Non mancano i «veterani» della rotta balcanica, che si trasformano in passeur indicando ai nuovi migranti tragitti e passaggi. «Un ragazzino di 25 anni si è improvvisato trafficante e si vantava con tanto di foto di Trieste su Facebook - racconta Paola, l'italiana di Bihac - Era diventato un punto di riferimento, ma lo hanno arrestato a Zagabria».

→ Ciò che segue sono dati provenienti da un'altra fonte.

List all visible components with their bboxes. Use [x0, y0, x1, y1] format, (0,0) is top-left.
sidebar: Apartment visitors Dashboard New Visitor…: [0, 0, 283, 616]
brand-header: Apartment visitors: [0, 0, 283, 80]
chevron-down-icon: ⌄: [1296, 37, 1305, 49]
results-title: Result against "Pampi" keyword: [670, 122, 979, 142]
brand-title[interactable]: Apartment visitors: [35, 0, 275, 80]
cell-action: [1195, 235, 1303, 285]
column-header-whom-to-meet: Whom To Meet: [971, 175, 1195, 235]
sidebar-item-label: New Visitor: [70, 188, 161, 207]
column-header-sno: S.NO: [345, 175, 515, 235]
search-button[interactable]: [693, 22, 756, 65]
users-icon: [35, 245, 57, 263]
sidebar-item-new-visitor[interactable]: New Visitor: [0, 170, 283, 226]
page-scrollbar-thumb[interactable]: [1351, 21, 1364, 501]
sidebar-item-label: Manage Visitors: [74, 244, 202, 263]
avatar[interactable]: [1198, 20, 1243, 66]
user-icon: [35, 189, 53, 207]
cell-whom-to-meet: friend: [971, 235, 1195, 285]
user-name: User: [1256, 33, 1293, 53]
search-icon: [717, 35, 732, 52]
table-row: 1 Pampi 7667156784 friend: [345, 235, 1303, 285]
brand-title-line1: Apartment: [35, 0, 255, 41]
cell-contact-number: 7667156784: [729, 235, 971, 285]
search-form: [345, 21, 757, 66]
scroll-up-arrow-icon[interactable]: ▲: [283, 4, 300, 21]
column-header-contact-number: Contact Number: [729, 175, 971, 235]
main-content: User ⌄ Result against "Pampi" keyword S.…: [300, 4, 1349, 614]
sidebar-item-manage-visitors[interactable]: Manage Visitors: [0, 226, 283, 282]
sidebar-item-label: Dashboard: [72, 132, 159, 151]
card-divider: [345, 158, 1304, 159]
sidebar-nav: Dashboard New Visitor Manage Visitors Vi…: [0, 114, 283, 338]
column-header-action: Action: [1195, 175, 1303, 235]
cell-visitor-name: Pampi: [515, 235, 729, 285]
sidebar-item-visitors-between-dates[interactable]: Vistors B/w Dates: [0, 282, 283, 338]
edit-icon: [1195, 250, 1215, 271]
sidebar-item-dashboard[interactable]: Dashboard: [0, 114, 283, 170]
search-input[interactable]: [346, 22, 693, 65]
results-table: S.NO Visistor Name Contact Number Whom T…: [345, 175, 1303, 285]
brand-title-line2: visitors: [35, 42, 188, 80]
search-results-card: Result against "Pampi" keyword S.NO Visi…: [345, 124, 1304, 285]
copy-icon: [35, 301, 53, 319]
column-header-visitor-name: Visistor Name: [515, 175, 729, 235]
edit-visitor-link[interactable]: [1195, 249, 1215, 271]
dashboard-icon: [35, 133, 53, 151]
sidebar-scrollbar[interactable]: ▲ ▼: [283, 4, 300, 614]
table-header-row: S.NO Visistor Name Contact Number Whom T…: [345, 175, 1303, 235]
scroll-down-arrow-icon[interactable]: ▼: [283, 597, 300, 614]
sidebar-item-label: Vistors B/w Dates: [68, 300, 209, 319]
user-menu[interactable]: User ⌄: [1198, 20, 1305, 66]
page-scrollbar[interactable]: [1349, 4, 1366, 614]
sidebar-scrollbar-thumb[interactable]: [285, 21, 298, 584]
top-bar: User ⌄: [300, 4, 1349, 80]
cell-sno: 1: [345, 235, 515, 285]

Il pachistano Ather Gamil, 30 anni, esperto informatico, ha scelto la rotta balcanica per amore. «Ernylin è la mia fidanzata filippina, che lavora a Genova. Ci siamo conosciuti e innamorati ad Abu Dhabi - racconta il giovane nel centro di accoglienza di Velika Kladusa - Non avevo problemi di soldi e lavoro, ma la mia famiglia voleva combinarmi il matrimonio con un'altra donna». Il novello Romeo fa vedere sul telefonino la foto della sua Giulietta spiegando che ha già provato diverse volte a raggiungere l'Italia «ma il gioco di passare i confini evitando la polizia, per ora, mi è andato sempre male».
Marine, la volontaria delle Acli con giubbotto mille tasche e lunga
treccia, che distribuisce il tè ai migranti nel campo di Vuciack ha pochi dubbi: «La rotta balcanica non fa tanto effetto come gli sbarchi a Lampedusa, ma il traffico di esseri umani è immenso e prima o dopo tutti passano».